O filme é narrado pela protagonista, uma menina de 14 anos, Susie Salmon, assassinada violentamente por um vizinho e cujo corpo nunca foi encontrado. Roteiro inspirado no livro “Uma Vida Interrompida” de Alice Sebold. Perdida entre o caminho para o paraíso e a vida com seus vínculos afetivos, da qual abruptamente foi retirada, pode acompanhar o desenrolar dos fatos após sua morte e tentar interferir para que seu assassino seja descoberto. Uma tarefa duplamente difícil.
Por que escrever sobre um filme com essa temática dentro de uma coluna sobre temas ligados à Psicologia e Psicanálise? Fizemo-nos essa pergunta ao começar a escrita desse texto. Sobre o que poderíamos falar abstraindo da questão que o filme lança a partir de pressupostos de fé e crença? Não cabe à Psicologia questionar a espiritualidade de ninguém, mas também não cabe dentro da psicologia qualquer leitura que se faça a partir de pressupostos de crenças ligadas à concepções de mundos além vida ou religião e seus dogmas. Qual é a fé do psicólogo? Resposta óbvia: a do paciente.
Esclarecemos então que para iniciarmos uma abordagem sobre esse filme, abstraímos totalmente de qualquer questão ligada a crenças sobre a morte e o que estaria contida nela, nesse após a vida. Abordaremos esse filme a partir das temáticas sobre luto, perda de filhos, à elaboração destas perdas, adolescência e perspectivas, e ainda sobre psicopatia, pedofilia e sadismo.
Antes, queremos deixar uma nota sobre as lindas imagens que esse filme nos apresenta, um sonho maravilhoso que poderemos acompanhar, em todas as suas construções, lindas são as imagens, remetem-nos ao potencial de esperança que um adolescente depositaria no mundo a partir do seu próprio, aquele que fala de sua subjetividade. Embora alguns críticos de cinema as tenham achado exageradas e cansativas, pensamos que acompanhá-las sem tentar entendê-las, apenas deixando-nos levar por sua beleza é em nosso entendimento uma bela forma de nos aproximarmos do adolescente que um dia fomos, e para quem tem filhos, uma bela forma de entrever uma possibilidade de compartilhar suas avassaladoras sensações. Nos remonta, as vezes, ao clássico “Amor Além da Vida”(What Dreams May Come, 1998), um dos primeiros a inovar neste estilo, ganhador de prêmios de efeitos visuais.
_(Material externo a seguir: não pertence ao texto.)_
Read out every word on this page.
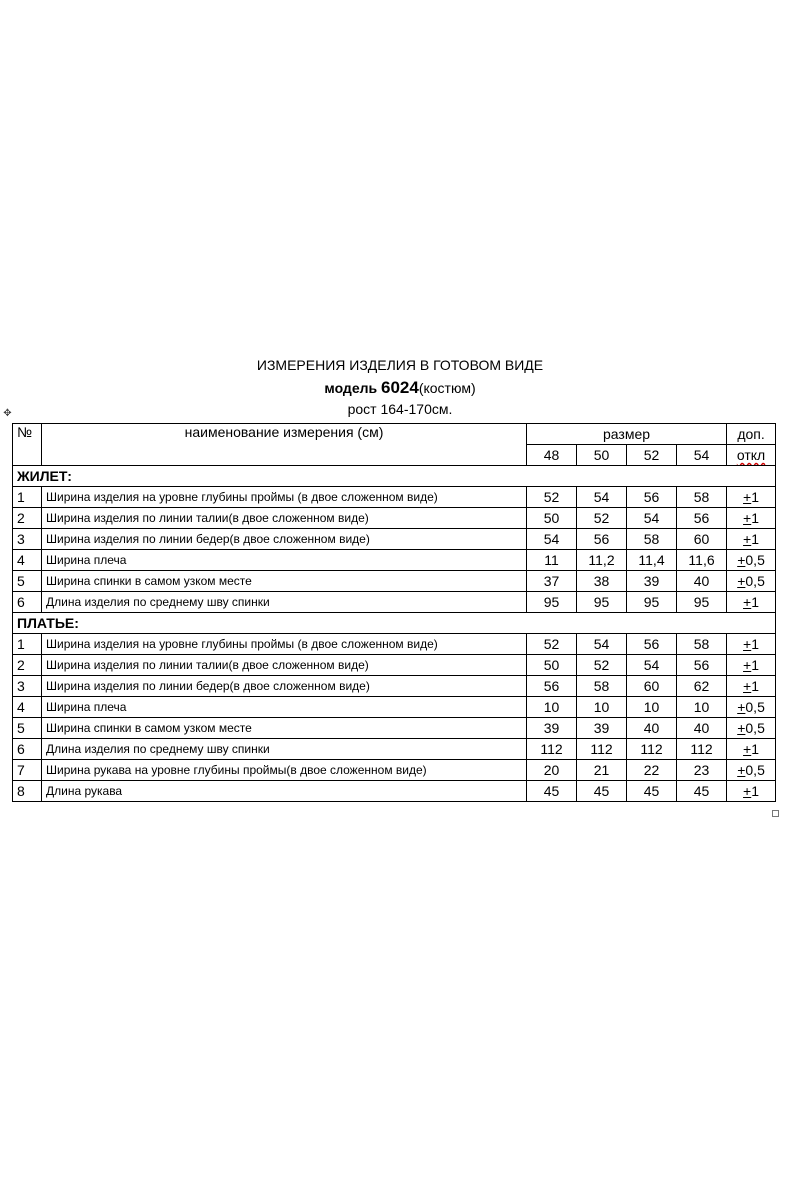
ИЗМЕРЕНИЯ ИЗДЕЛИЯ В ГОТОВОМ ВИДЕ
модель 6024(костюм)
рост 164-170см.
✥
№	наименование измерения (см)	размер				доп.
		48	50	52	54	откл
ЖИЛЕТ:						
1	Ширина изделия на уровне глубины проймы (в двое сложенном виде)	52	54	56	58	+1
2	Ширина изделия по линии талии(в двое сложенном виде)	50	52	54	56	+1
3	Ширина изделия по линии бедер(в двое сложенном виде)	54	56	58	60	+1
4	Ширина плеча	11	11,2	11,4	11,6	+0,5
5	Ширина спинки в самом узком месте	37	38	39	40	+0,5
6	Длина изделия по среднему шву спинки	95	95	95	95	+1
ПЛАТЬЕ:						
1	Ширина изделия на уровне глубины проймы (в двое сложенном виде)	52	54	56	58	+1
2	Ширина изделия по линии талии(в двое сложенном виде)	50	52	54	56	+1
3	Ширина изделия по линии бедер(в двое сложенном виде)	56	58	60	62	+1
4	Ширина плеча	10	10	10	10	+0,5
5	Ширина спинки в самом узком месте	39	39	40	40	+0,5
6	Длина изделия по среднему шву спинки	112	112	112	112	+1
7	Ширина рукава на уровне глубины проймы(в двое сложенном виде)	20	21	22	23	+0,5
8	Длина рукава	45	45	45	45	+1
Sugerimos que nos trechos ligados ao Paraíso que se tente desligar o botão da censura, o plug do processo secundário e que apenas permitamo-nos mergulhar naquelas imagens, tanto as mais belas e coloridas, quanto àquelas que falam de angústia e destruição, por momentos pensamos estar dormindo e dentro de um sonho. Vimos como muito bem encaminhadas essas seqüências do filme. O que deseja um adolescente, como quer ser visto, quais seriam suas expectativas? Sonhe com as imagens, dirão muito de tudo aquilo que em algum lugar você já sabia antes delas, permita-se que representem o que se encontra em cada um de nós, muitas vezes esquecido em um cantinho que já nem sabemos mais o caminho até a ele. As músicas que acompanham essas seqüências de cenas são bastante inspiradoras, Brian Eno(o mesmo da música do maravilhoso filme “O Quarto do Filho”) é musicalmente brilhante para elas. Nota especial também para a magnífica, como sempre, aparição de Susan Sarandon, sua personagem por si só, já vale um bom debate. Assim como diz a personagem principal, cada um de nós tem uma representação de Paraíso, e este é o de Susie, mas que traz em seu bojo um pouco de cada um de nós, que já passou pela adolescência.
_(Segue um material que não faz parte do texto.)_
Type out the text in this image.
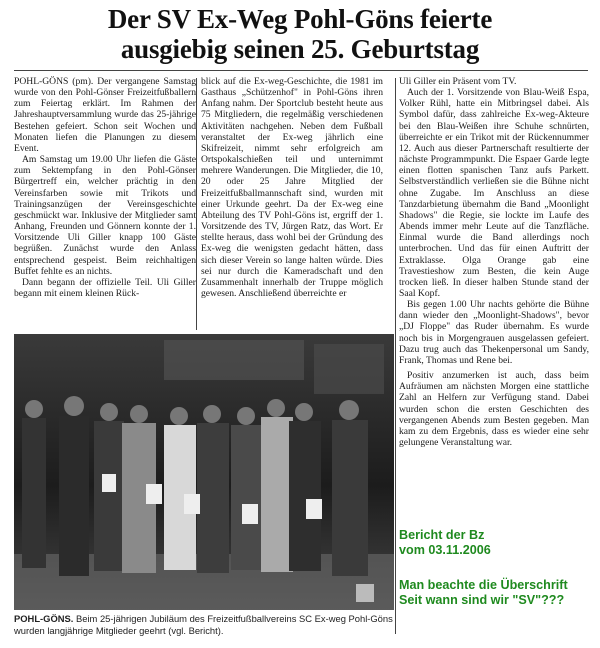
Der SV Ex-Weg Pohl-Göns feierte
ausgiebig seinen 25. Geburtstag

POHL-GÖNS (pm). Der vergangene Samstag wurde von den Pohl-Gönser Freizeitfußballern zum Feiertag erklärt. Im Rahmen der Jahreshauptversammlung wurde das 25-jährige Bestehen gefeiert. Schon seit Wochen und Monaten liefen die Planungen zu diesem Event.

Am Samstag um 19.00 Uhr liefen die Gäste zum Sektempfang in den Pohl-Gönser Bürgertreff ein, welcher prächtig in den Vereinsfarben sowie mit Trikots und Trainingsanzügen der Vereinsgeschichte geschmückt war. Inklusive der Mitglieder samt Anhang, Freunden und Gönnern konnte der 1. Vorsitzende Uli Giller knapp 100 Gäste begrüßen. Zunächst wurde den Anlass entsprechend gespeist. Beim reichhaltigen Buffet fehlte es an nichts.

Dann begann der offizielle Teil. Uli Giller begann mit einem kleinen Rück-

blick auf die Ex-weg-Geschichte, die 1981 im Gasthaus „Schützenhof" in Pohl-Göns ihren Anfang nahm. Der Sportclub besteht heute aus 75 Mitgliedern, die regelmäßig verschiedenen Aktivitäten nachgehen. Neben dem Fußball veranstaltet der Ex-weg jährlich eine Skifreizeit, nimmt sehr erfolgreich am Ortspokalschießen teil und unternimmt mehrere Wanderungen. Die Mitglieder, die 10, 20 oder 25 Jahre Mitglied der Freizeitfußballmannschaft sind, wurden mit einer Urkunde geehrt. Da der Ex-weg eine Abteilung des TV Pohl-Göns ist, ergriff der 1. Vorsitzende des TV, Jürgen Ratz, das Wort. Er stellte heraus, dass wohl bei der Gründung des Ex-weg die wenigsten gedacht hätten, dass sich dieser Verein so lange halten würde. Dies sei nur durch die Kameradschaft und den Zusammenhalt innerhalb der Truppe möglich gewesen. Anschließend überreichte er

Uli Giller ein Präsent vom TV.

Auch der 1. Vorsitzende von Blau-Weiß Espa, Volker Rühl, hatte ein Mitbringsel dabei. Als Symbol dafür, dass zahlreiche Ex-weg-Akteure bei den Blau-Weißen ihre Schuhe schnürten, überreichte er ein Trikot mit der Rückennummer 12. Auch aus dieser Partnerschaft resultierte der nächste Programmpunkt. Die Espaer Garde legte einen flotten spanischen Tanz aufs Parkett. Selbstverständlich verließen sie die Bühne nicht ohne Zugabe. Im Anschluss an diese Tanzdarbietung übernahm die Band „Moonlight Shadows" die Regie, sie lockte im Laufe des Abends immer mehr Leute auf die Tanzfläche. Einmal wurde die Band allerdings noch unterbrochen. Und das für einen Auftritt der Extraklasse. Olga Orange gab eine Travestieshow zum Besten, die kein Auge trocken ließ. In dieser halben Stunde stand der Saal Kopf.

Bis gegen 1.00 Uhr nachts gehörte die Bühne dann wieder den „Moonlight-Shadows", bevor „DJ Floppe" das Ruder übernahm. Es wurde noch bis in Morgengrauen ausgelassen gefeiert. Dazu trug auch das Thekenpersonal um Sandy, Frank, Thomas und Rene bei.

Positiv anzumerken ist auch, dass beim Aufräumen am nächsten Morgen eine stattliche Zahl an Helfern zur Verfügung stand. Dabei wurden schon die ersten Geschichten des vergangenen Abends zum Besten gegeben. Man kam zu dem Ergebnis, dass es wieder eine sehr gelungene Veranstaltung war.

POHL-GÖNS. Beim 25-jährigen Jubiläum des Freizeitfußballvereins SC Ex-weg Pohl-Göns wurden langjährige Mitglieder geehrt (vgl. Bericht).
Bericht der Bz
vom 03.11.2006
Man beachte die Überschrift
Seit wann sind wir "SV"???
Passeamos por diferentes emoções ao longo do filme, às vezes de maneira abrupta, entre o encantamento e o susto, vamos descobrindo-nos frente a um filme inusitado, um pouco de muitos gêneros, vai da fábula ao criminal, surpreendendo-nos, o diretor de filmes como “O Senhor dos Anéis” e “Almas Gêmeas”, aqui une seus gêneros, de maneira bastante convincente.Por tudo isto pensamos que, talvez, esse filme possa produzir em um grupo de trabalho, conduzindo-o de maneira apropriada em uma sessão de “brainstorming”, um resultado que poderá ser bem interessante e produtivo, se feita essa tarefa logo após o término do filme. Uma livre associação pedida logo após ao seu encerramento, talvez nos dê o encaminhamento de um bom trabalho grupal. Fica aqui sugestão para que isso seja feito.
A marcante presença de imagens, muito condensadas em simbologia, ajudarão de maneira muito rica, acreditamos ser essa uma possibilidade de uso muito instigante a partir do “Um Olhar do Paraíso”.
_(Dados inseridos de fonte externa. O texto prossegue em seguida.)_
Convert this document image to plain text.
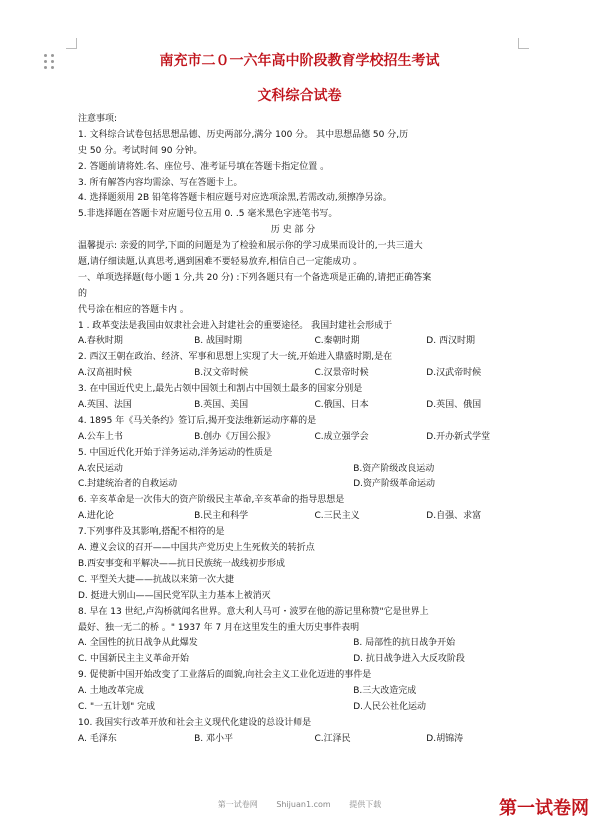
南充市二０一六年高中阶段教育学校招生考试
文科综合试卷
注意事项:
1. 文科综合试卷包括思想品德、历史两部分,满分 100 分。 其中思想品德 50 分,历
史 50 分。考试时间 90 分钟。
2. 答题前请将姓.名、座位号、准考证号填在答题卡指定位置 。
3. 所有解答内容均需涂、写在答题卡上。
4. 选择题须用 2B 铅笔将答题卡相应题号对应选项涂黑,若需改动,须擦净另涂。
5.非选择题在答题卡对应题号位五用 0. .5 毫米黑色字迹笔书写。
历 史 部 分
温馨提示: 亲爱的同学,下面的问题是为了检验和展示你的学习成果而设计的,一共三道大
题,请仔细读题,认真思考,遇到困难不要轻易放弃,相信自己一定能成功 。
一、单项选择题(每小题 1 分,共 20 分) :下列各题只有一个备选项是正确的,请把正确答案
的
代号涂在相应的答题卡内 。
1 . 政革变法是我国由奴隶社会进入封建社会的重要途径。 我国封建社会形成于
A.春秋时期	B. 战国时期	C.秦朝时期	D. 西汉时期
2. 西汉王朝在政治、经济、军事和思想上实现了大一统,开始进入鼎盛时期,是在
A.汉高祖时候	B.汉文帝时候	C.汉景帝时候	D.汉武帝时候
3. 在中国近代史上,最先占领中国领土和割占中国领土最多的国家分别是
A.英国、法国	B.英国、美国	C.俄国、日本	D.英国、俄国
4. 1895 年《马关条约》签订后,揭开变法维新运动序幕的是
A.公车上书	B.创办《万国公报》	C.成立强学会	D.开办新式学堂
5. 中国近代化开始于洋务运动,洋务运动的性质是
A.农民运动	B.资产阶级改良运动
C.封建统治者的自救运动	D.资产阶级革命运动
6. 辛亥革命是一次伟大的资产阶级民主革命,辛亥革命的指导思想是
A.进化论	B.民主和科学	C.三民主义	D.自强、求富
7.下列事件及其影响,搭配不相符的是
A. 遵义会议的召开——中国共产党历史上生死攸关的转折点
B.西安事变和平解决——抗日民族统一战线初步形成
C. 平型关大捷——抗战以来第一次大捷
D. 挺进大别山——国民党军队主力基本上被消灭
8. 早在 13 世纪,卢沟桥就闻名世界。意大利人马可・波罗在他的游记里称赞"它是世界上
最好、独一无二的桥 。" 1937 年 7 月在这里发生的重大历史事件表明
A. 全国性的抗日战争从此爆发	B. 局部性的抗日战争开始
C. 中国新民主主义革命开始	D. 抗日战争进入大反攻阶段
9. 促使新中国开始改变了工业落后的面貌,向社会主义工业化迈进的事件是
A. 土地改革完成	B.三大改造完成
C. "一五计划" 完成	D.人民公社化运动
10. 我国实行改革开放和社会主义现代化建设的总设计师是
A. 毛泽东	B. 邓小平	C.江泽民	D.胡锦涛
第一试卷网 Shijuan1.com 提供下载	第一试卷网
Em especial nos chama a atenção a cena onde as garrafas contendo os navios, arte desempenhada pelo pai da protagonista e ela, batem contra rochedos, nos remetendo a clara emoção de desproteção e desamparo. Vidros estilhaçados que nomeiam a dor paterna, o luto insuportável. Logo no começo do filme nossa narradora nos conta que o que aconteceu a ela, “foi em um tempo onde não se pensava que coisas assim aconteciam”, remetendo à crença da infância como o tempo e “lugar” da proteção e alegria. O mundo adulto tenta formular modelos de segurança para a infância, mas nem sempre consegue protegê-la dos desvios que também o habitam. A vida ceifada em seu início nos aterroriza, e em tempos de discussão em torno de casos como “Isabella”, esse filme coloca o dedo em uma grande ferida, talvez narcísica no sentido do qual, acreditamos que podemos proteger nossas crianças amadas. O perverso invade nossa paz, remetendo-nos às mais gigantescas sensações de angústia e dor.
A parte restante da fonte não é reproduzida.